But with proceeds from the tax going into the Education Trust Fund budget, legislators have often struggled to reduce the levy.
“We will not further reduce it for this session,” said House Ways and Means Education Committee Danny Garrett, R-Trussville. “We are possibly going to reduce the entire tax over time, but at this point, there is one cent that went to effect in September, and another one cent will go into effect when revenue grows 3.5%. That would be 50% of the grocery tax. That is $150 million out of the budget.”
Alabama is one of 13 states with a tax on groceries, and until September was one of three that fully taxed food. With local levies added, the tax could add an extra 10% to the price of groceries. Other states impose tax breaks to help alleviate its burden for some individuals, especially lower-income individuals.
The tax has been in place since 1939, but efforts to repeal it usually stalled amid questions of its impact on the state education budget. The issue was not on legislators’ radar screen when the session began in March. But a combined push by Alabama Arise and the Alabama Policy Institute, a conservative organization, as well as interest in the issue from new lawmakers, led to the first changes in the tax in over eight decades.
Legislators last spring approved a 1% reduction in the state’s portion of the grocery tax which went into effect in September. If revenues in the Education Trust Fund grow 3.5% year over year, the state portion of the tax will fall to 2%.
“I am really proud and grateful for the legislators who made a stand on that,” Hyden said.
The bill also froze local grocery tax rates at their current levels.
“I think we are making progress, again, with the relief that we have seen, that was passed with the grocery tax,” said Rev. Clyde W. Jones, Jr., associate minister at Macedonia Missionary Baptist Church in Daphne and president-elect of the Arise board. “To me, that is inspiring, motivating, that we see some progress.”
Having secured a foothold on the issue, Arise wants to seize on its momentum and push for future reductions with the eventual goal of completely doing away with the revenue source.
But a complete elimination of the grocery tax would likely mean finding money toreplace the revenue that will be lost. Prior to the earlier cut, the tax brought in more than $600 million to the education budget.
Hyden estimates that it will cost another $300 million in revenues to fulfill the goal of eliminating the grocery tax. Without a surplus in the current ETF, Hyden said, lawmakers would not have even considered reducing the grocery sales tax.
“Most of our taxes come from income and sales taxes in the Education Trust Fund,” Garrett said. “To change things would require constitutional amendments and would be a major overhaul of tax policy in the state.”

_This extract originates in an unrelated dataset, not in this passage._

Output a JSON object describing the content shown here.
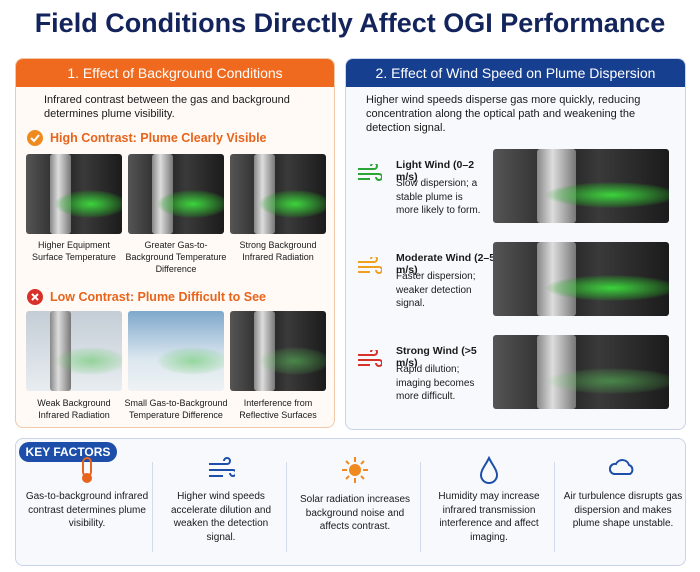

Some advocates, including Arise, are calling for the elimination of a constitutional amendment that allows Alabama taxpayers to write federal tax payment off their state income taxes. That deduction, which overwhelmingly benefits the wealthiest Alabama residents, could be the alternative revenue source the state needs to finally eliminate the grocery tax.
There have been efforts dating back decades to repeal the tax, and some continue to call for its repeal.
“The lieutenant governor said publicly that he would like to eventually eliminate all of it, but there is no timetable for that,” Garrett said.
That reluctance makes Arise’s efforts that much more difficult.
“I know that a bipartisan study commission should be launching eventually this fall,” Hyden said. “Our goal would be that we are at that table, or at least advocating to lawmakers at that table, to talk about sustainable funding sources. To continue to shift the tax cost away from low-wealth and working-class families, and toward those in the state who are not paying their fair share.”
Arise also plans to work on the death penalty and criminal justice reform; voting rights and voter restoration, and transportation and maternal and infant health in the coming session.